たくさんの技術者の知恵が結集されている大型プラント設備が、高い信頼性を持つ理由を実感しました。
違い⑤ 商社は情報が武器
商社時代と出向後を比較して強く感じたことです。
商社がメーカーから期待されるのは、
- 設備投資計画
- 顧客ニーズ
- 競合情報
- 業界動向
- 顧客内人事情報
などの情報収集です。
私は新人時代から顧客との関係構築を重視してきましたが、出向後は商社がそれらの情報を掴む重要性をさらに理解するようになりました。
違い⑥ 評価されるポイントが違う
メーカーでは、
- 技術力
- 原価管理
- プロジェクト管理
が重視されます。
一方商社では、
- 関係構築力
- 調整力
- 提案力
- 情報収集力
がより重要になります。
どちらも利益を追求するということには変わりありませんが、求められる能力が違うと思います。
違い⑦ どちらもコミュニケーション力が重要
違いは多くありますが、共通点もあります。
それは、
コミュニケーション能力が重要
ということです。
私は出向中、メールだけで済ませず、
できる限り技術・管理部門へ足を運び、Face to Faceで話すことを心掛けました。

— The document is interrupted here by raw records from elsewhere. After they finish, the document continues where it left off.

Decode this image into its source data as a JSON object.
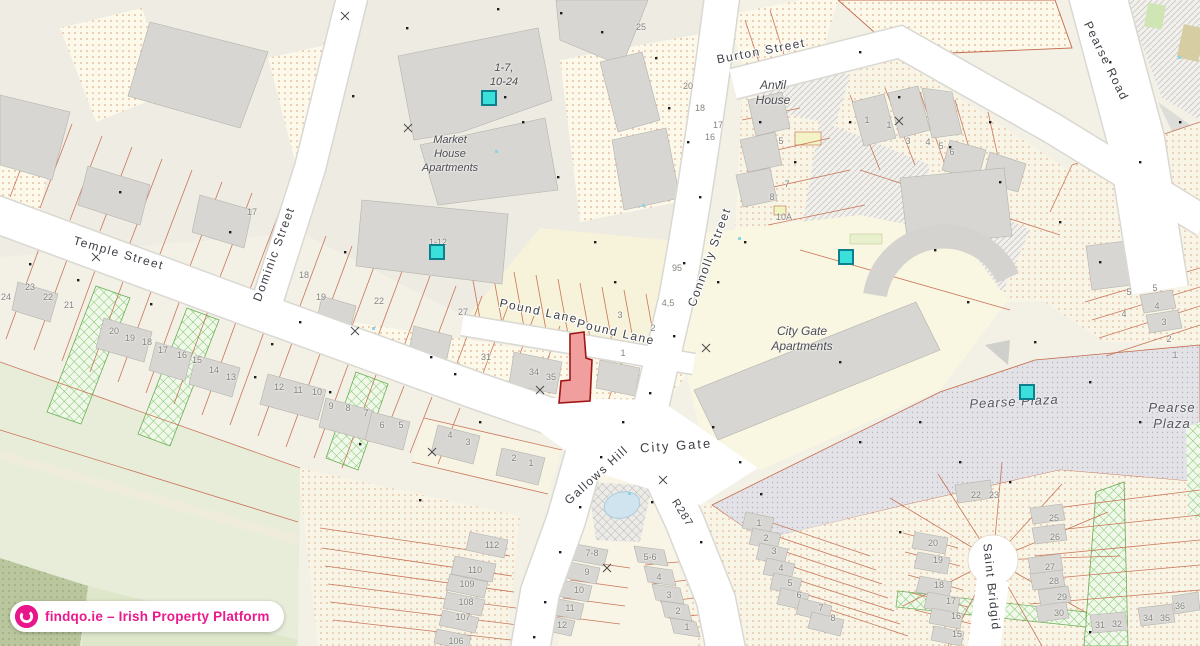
{
  "map": {
    "attribution": "findqo.ie – Irish Property Platform",
    "streets": {
      "temple": "Temple Street",
      "dominic": "Dominic Street",
      "pound1": "Pound Lane",
      "pound2": "Pound Lane",
      "connolly": "Connolly Street",
      "burton": "Burton Street",
      "pearse_road": "Pearse Road",
      "gallows": "Gallows Hill",
      "r287": "R287",
      "city_gate": "City Gate",
      "saint_bridgid": "Saint Bridgid"
    },
    "places": {
      "market_house": "Market\nHouse\nApartments",
      "units_1_7_10_24": "1-7,\n10-24",
      "anvil_house": "Anvil\nHouse",
      "city_gate_apartments": "City Gate\nApartments",
      "pearse_plaza": "Pearse Plaza",
      "pearse_plaza_2": "Pearse\nPlaza"
    },
    "colors": {
      "road": "#ffffff",
      "parcel_line": "#c4694a",
      "building": "#d7d6d2",
      "cream_parcel": "#f8f4e4",
      "green_hatch": "#7cc266",
      "plaza": "#e3e2e7",
      "marker_fill": "#3be0da",
      "marker_border": "#0e7f8c",
      "subject_fill": "#f09e9e",
      "subject_stroke": "#9e1515",
      "brand_pink": "#ea1a8d",
      "water": "#cfe4ef"
    },
    "markers": [
      {
        "x": 489,
        "y": 98
      },
      {
        "x": 437,
        "y": 252
      },
      {
        "x": 846,
        "y": 257
      },
      {
        "x": 1027,
        "y": 392
      }
    ],
    "numbers": [
      {
        "t": "17",
        "x": 252,
        "y": 212
      },
      {
        "t": "18",
        "x": 304,
        "y": 275
      },
      {
        "t": "19",
        "x": 321,
        "y": 297
      },
      {
        "t": "24",
        "x": 6,
        "y": 297
      },
      {
        "t": "23",
        "x": 30,
        "y": 287
      },
      {
        "t": "22",
        "x": 48,
        "y": 297
      },
      {
        "t": "21",
        "x": 69,
        "y": 305
      },
      {
        "t": "20",
        "x": 114,
        "y": 331
      },
      {
        "t": "19",
        "x": 130,
        "y": 338
      },
      {
        "t": "18",
        "x": 147,
        "y": 342
      },
      {
        "t": "17",
        "x": 163,
        "y": 350
      },
      {
        "t": "16",
        "x": 182,
        "y": 355
      },
      {
        "t": "15",
        "x": 197,
        "y": 360
      },
      {
        "t": "14",
        "x": 214,
        "y": 370
      },
      {
        "t": "13",
        "x": 231,
        "y": 377
      },
      {
        "t": "12",
        "x": 279,
        "y": 387
      },
      {
        "t": "11",
        "x": 298,
        "y": 390
      },
      {
        "t": "10",
        "x": 317,
        "y": 392
      },
      {
        "t": "9",
        "x": 331,
        "y": 406
      },
      {
        "t": "8",
        "x": 348,
        "y": 408
      },
      {
        "t": "7",
        "x": 366,
        "y": 413
      },
      {
        "t": "6",
        "x": 382,
        "y": 425
      },
      {
        "t": "5",
        "x": 401,
        "y": 425
      },
      {
        "t": "4",
        "x": 450,
        "y": 435
      },
      {
        "t": "3",
        "x": 468,
        "y": 442
      },
      {
        "t": "2",
        "x": 514,
        "y": 458
      },
      {
        "t": "1",
        "x": 531,
        "y": 463
      },
      {
        "t": "22",
        "x": 379,
        "y": 301
      },
      {
        "t": "27",
        "x": 463,
        "y": 312
      },
      {
        "t": "31",
        "x": 486,
        "y": 357
      },
      {
        "t": "34",
        "x": 534,
        "y": 372
      },
      {
        "t": "35",
        "x": 551,
        "y": 377
      },
      {
        "t": "3",
        "x": 620,
        "y": 315
      },
      {
        "t": "2",
        "x": 653,
        "y": 328
      },
      {
        "t": "1",
        "x": 623,
        "y": 353
      },
      {
        "t": "4,5",
        "x": 668,
        "y": 303
      },
      {
        "t": "95",
        "x": 677,
        "y": 268
      },
      {
        "t": "25",
        "x": 641,
        "y": 27
      },
      {
        "t": "20",
        "x": 688,
        "y": 86
      },
      {
        "t": "18",
        "x": 700,
        "y": 108
      },
      {
        "t": "17",
        "x": 718,
        "y": 125
      },
      {
        "t": "16",
        "x": 710,
        "y": 137
      },
      {
        "t": "5",
        "x": 781,
        "y": 141
      },
      {
        "t": "1",
        "x": 867,
        "y": 120
      },
      {
        "t": "1",
        "x": 889,
        "y": 125
      },
      {
        "t": "3",
        "x": 908,
        "y": 141
      },
      {
        "t": "4",
        "x": 928,
        "y": 142
      },
      {
        "t": "5",
        "x": 941,
        "y": 146
      },
      {
        "t": "6",
        "x": 952,
        "y": 152
      },
      {
        "t": "7",
        "x": 787,
        "y": 184
      },
      {
        "t": "8",
        "x": 772,
        "y": 197
      },
      {
        "t": "10A",
        "x": 784,
        "y": 217
      },
      {
        "t": "1-12",
        "x": 438,
        "y": 242
      },
      {
        "t": "5",
        "x": 1129,
        "y": 292
      },
      {
        "t": "5",
        "x": 1155,
        "y": 288
      },
      {
        "t": "4",
        "x": 1124,
        "y": 314
      },
      {
        "t": "4",
        "x": 1157,
        "y": 306
      },
      {
        "t": "3",
        "x": 1164,
        "y": 322
      },
      {
        "t": "2",
        "x": 1169,
        "y": 339
      },
      {
        "t": "1",
        "x": 1175,
        "y": 355
      },
      {
        "t": "112",
        "x": 492,
        "y": 545
      },
      {
        "t": "110",
        "x": 475,
        "y": 570
      },
      {
        "t": "109",
        "x": 467,
        "y": 584
      },
      {
        "t": "108",
        "x": 466,
        "y": 602
      },
      {
        "t": "107",
        "x": 463,
        "y": 617
      },
      {
        "t": "106",
        "x": 456,
        "y": 641
      },
      {
        "t": "7-8",
        "x": 592,
        "y": 553
      },
      {
        "t": "9",
        "x": 587,
        "y": 572
      },
      {
        "t": "10",
        "x": 579,
        "y": 590
      },
      {
        "t": "11",
        "x": 570,
        "y": 608
      },
      {
        "t": "12",
        "x": 562,
        "y": 625
      },
      {
        "t": "5-6",
        "x": 650,
        "y": 557
      },
      {
        "t": "4",
        "x": 659,
        "y": 577
      },
      {
        "t": "3",
        "x": 669,
        "y": 595
      },
      {
        "t": "2",
        "x": 678,
        "y": 611
      },
      {
        "t": "1",
        "x": 687,
        "y": 627
      },
      {
        "t": "1",
        "x": 759,
        "y": 523
      },
      {
        "t": "2",
        "x": 766,
        "y": 538
      },
      {
        "t": "3",
        "x": 774,
        "y": 551
      },
      {
        "t": "4",
        "x": 781,
        "y": 568
      },
      {
        "t": "5",
        "x": 790,
        "y": 583
      },
      {
        "t": "6",
        "x": 799,
        "y": 595
      },
      {
        "t": "7",
        "x": 821,
        "y": 608
      },
      {
        "t": "8",
        "x": 833,
        "y": 618
      },
      {
        "t": "22",
        "x": 976,
        "y": 495
      },
      {
        "t": "23",
        "x": 994,
        "y": 495
      },
      {
        "t": "25",
        "x": 1054,
        "y": 518
      },
      {
        "t": "26",
        "x": 1055,
        "y": 537
      },
      {
        "t": "27",
        "x": 1050,
        "y": 567
      },
      {
        "t": "28",
        "x": 1054,
        "y": 581
      },
      {
        "t": "29",
        "x": 1062,
        "y": 597
      },
      {
        "t": "30",
        "x": 1059,
        "y": 613
      },
      {
        "t": "20",
        "x": 933,
        "y": 543
      },
      {
        "t": "19",
        "x": 938,
        "y": 560
      },
      {
        "t": "18",
        "x": 939,
        "y": 585
      },
      {
        "t": "17",
        "x": 951,
        "y": 601
      },
      {
        "t": "16",
        "x": 956,
        "y": 616
      },
      {
        "t": "15",
        "x": 957,
        "y": 634
      },
      {
        "t": "31",
        "x": 1100,
        "y": 625
      },
      {
        "t": "32",
        "x": 1117,
        "y": 624
      },
      {
        "t": "34",
        "x": 1148,
        "y": 618
      },
      {
        "t": "35",
        "x": 1165,
        "y": 618
      },
      {
        "t": "36",
        "x": 1180,
        "y": 606
      }
    ]
  }
}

その結果、技術者や工場担当者との関係も良好になり、仕事を進めやすくなりました。
出向して最も良かったこと
最も良かったのは、
メーカー側の考え方を理解できたこと
です。
出向前は、
「なぜこんなに見積や技術回答に時間がかかるのだろう」
と思う場面もありました。
しかし実際にメーカーで働くことで、
- 安全
- 品質
- コスト
- 納期
- 技術的課題の解決
を高いレベルで両立する難しさを学びました。
現在の仕事に活きていること
私は現在も商社営業として働いています。
出向経験があることで、メーカー担当者と話す際に
- 技術面
- 原価面
- 製造面
- 社内調整の大変さ
を理解した上で会話できるようになりました。
これは現在の大きな強みになっていて、商社営業としての調整力をさらに高められたと思います。
まとめ・さいごに
三菱重工業へ出向して感じたメーカーと商社の主な違いは以下の通りです。
- 商社は顧客目線、メーカーは製品目線
- メーカーは社内調整が多い
- 商社は取扱製品の自由度が高い
- メーカーは技術力が武器
- 商社は情報が武器
- 評価されるポイントが違う
- どちらもコミュニケーション力が重要
私は出向を通じて、メーカーと商社の両方の視点を学ぶことができました。
この経験は、商社営業としての能力だけでなく、人脈も広がり、人生経験としても貴重なものになりました。
もし今後メーカーや商社への就職・転職を考えている方がいれば、本記事が少しでも参考になれば幸いです。